Indemnification language must evolve from generic boilerplate into specific allocations of liability for AI-driven hiring decisions and discrimination claims. Employers should push for clauses that require the vendor to maintain compliance with relevant employment law, including the Age Discrimination in Employment Act, Title VII of the Civil Rights Act, state-level fair employment statutes, and emerging AI regulations in California, Colorado, New York City, and the European Union, while also defining how responsibility is shared if a Mobley-style lawsuit alleges systemic bias. For example, a negotiated clause might state that the vendor will defend and indemnify the customer against third-party claims “to the extent arising from the design, training, or operation of Vendor’s algorithmic screening models,” while the employer accepts responsibility for “job descriptions, candidate data inputs, and final hiring decisions.” In parallel, HR teams should align AI governance with broader hiring process optimization efforts, such as those used in large-scale recruitment programs where every step from requisition to offer is mapped, timed, and audited for both fairness and efficiency.

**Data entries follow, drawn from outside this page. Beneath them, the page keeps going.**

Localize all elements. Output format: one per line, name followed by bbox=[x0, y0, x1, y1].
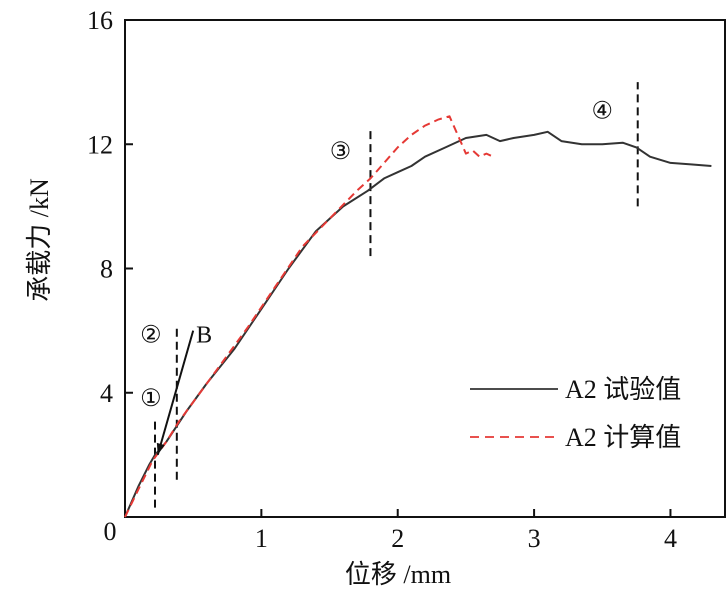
series-test-line bbox=[124, 130, 712, 518]
y-tick-label: 12 bbox=[87, 130, 113, 159]
annotation-layer: ① ② B ③ ④ bbox=[140, 99, 614, 456]
y-tick-label: 16 bbox=[87, 6, 113, 35]
markers-layer bbox=[154, 82, 639, 508]
legend-label-test: A2 试验值 bbox=[565, 375, 681, 404]
origin-tick-label: 0 bbox=[104, 517, 117, 546]
annotation-label: ③ bbox=[330, 139, 352, 165]
annotation-label: B bbox=[196, 322, 212, 348]
legend-label-calc: A2 计算值 bbox=[565, 423, 681, 452]
series-layer bbox=[124, 115, 712, 518]
x-tick-label: 4 bbox=[664, 524, 677, 553]
y-tick-label: 4 bbox=[100, 379, 113, 408]
x-tick-label: 3 bbox=[528, 524, 541, 553]
x-axis-label: 位移 /mm bbox=[345, 560, 451, 589]
y-tick-label: 8 bbox=[100, 255, 113, 284]
arrow-line bbox=[156, 330, 195, 456]
legend: A2 试验值 A2 计算值 bbox=[470, 375, 681, 452]
x-tick-label: 2 bbox=[391, 524, 404, 553]
annotation-label: ② bbox=[140, 322, 162, 348]
x-tick-label: 1 bbox=[255, 524, 268, 553]
annotation-label: ① bbox=[140, 386, 162, 412]
annotation-label: ④ bbox=[592, 99, 614, 125]
series-calc-line bbox=[124, 115, 494, 518]
arrow-head bbox=[156, 442, 165, 455]
y-axis-label: 承载力 /kN bbox=[25, 178, 54, 302]
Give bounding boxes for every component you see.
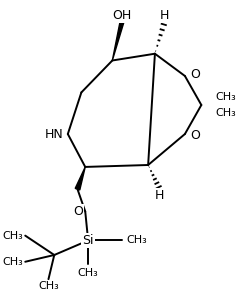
Text: CH₃: CH₃	[3, 257, 23, 267]
Polygon shape	[75, 167, 85, 190]
Text: CH₃: CH₃	[215, 92, 236, 102]
Text: O: O	[73, 205, 83, 218]
Text: O: O	[191, 67, 201, 81]
Text: H: H	[155, 189, 164, 202]
Text: CH₃: CH₃	[38, 281, 59, 291]
Polygon shape	[112, 21, 124, 60]
Text: CH₃: CH₃	[78, 267, 98, 278]
Text: CH₃: CH₃	[215, 108, 236, 118]
Text: CH₃: CH₃	[3, 231, 23, 241]
Text: H: H	[160, 9, 169, 22]
Text: Si: Si	[82, 234, 94, 247]
Text: O: O	[191, 129, 201, 142]
Text: HN: HN	[45, 128, 64, 140]
Text: CH₃: CH₃	[126, 235, 147, 246]
Text: OH: OH	[112, 9, 132, 22]
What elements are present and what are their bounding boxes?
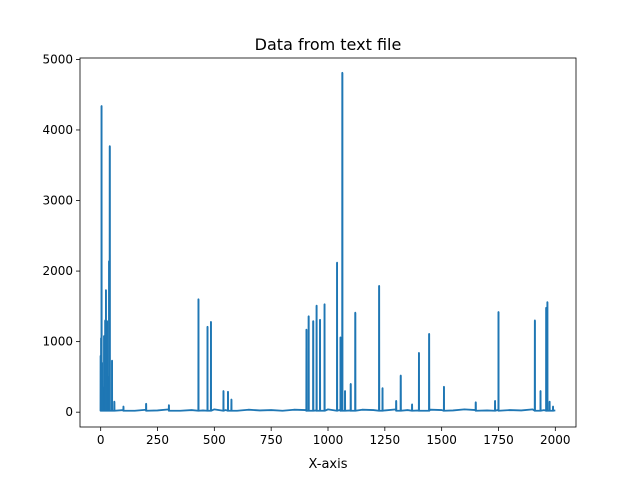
x-tick-label: 1750 xyxy=(483,433,514,447)
plot-area xyxy=(99,71,556,412)
y-axis: 0 1000 2000 3000 4000 5000 xyxy=(42,52,80,419)
y-tick-label: 2000 xyxy=(42,264,73,278)
x-tick-label: 1500 xyxy=(426,433,457,447)
x-tick-label: 2000 xyxy=(540,433,571,447)
x-axis: 0 250 500 750 1000 1250 1500 1750 2000 xyxy=(97,427,571,447)
x-tick-label: 500 xyxy=(203,433,226,447)
y-tick-label: 5000 xyxy=(42,52,73,66)
x-tick-label: 1250 xyxy=(370,433,401,447)
x-tick-label: 250 xyxy=(146,433,169,447)
x-axis-label: X-axis xyxy=(309,457,348,472)
x-tick-label: 1000 xyxy=(313,433,344,447)
y-tick-label: 0 xyxy=(65,405,73,419)
x-tick-label: 0 xyxy=(97,433,105,447)
y-tick-label: 1000 xyxy=(42,335,73,349)
x-tick-label: 750 xyxy=(260,433,283,447)
chart-title: Data from text file xyxy=(255,35,402,54)
y-tick-label: 3000 xyxy=(42,194,73,208)
y-tick-label: 4000 xyxy=(42,123,73,137)
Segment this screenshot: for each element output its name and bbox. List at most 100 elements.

Finally, global employers should treat AI-related hiring exposure as part of their enterprise risk management framework, not just an HR compliance issue. That means tracking regulatory developments from the Equal Employment Opportunity Commission and other enforcement agencies, monitoring litigation trends in AI hiring class actions, and building internal capabilities to evaluate automated decision tools beyond vendor marketing claims. A sample audit clause can help operationalize this approach: “Vendor shall provide Customer, upon reasonable notice, with access to anonymized candidate-level decision data, model documentation, and impact assessments sufficient to enable Customer or its independent auditor to evaluate potential disparate impact and compliance with applicable employment and AI regulations.” The real test of any AI hiring platform will be its performance under legal scrutiny and its impact on actual employment outcomes over time, not the elegance of the demo or the promise of faster hiring in a sales pitch.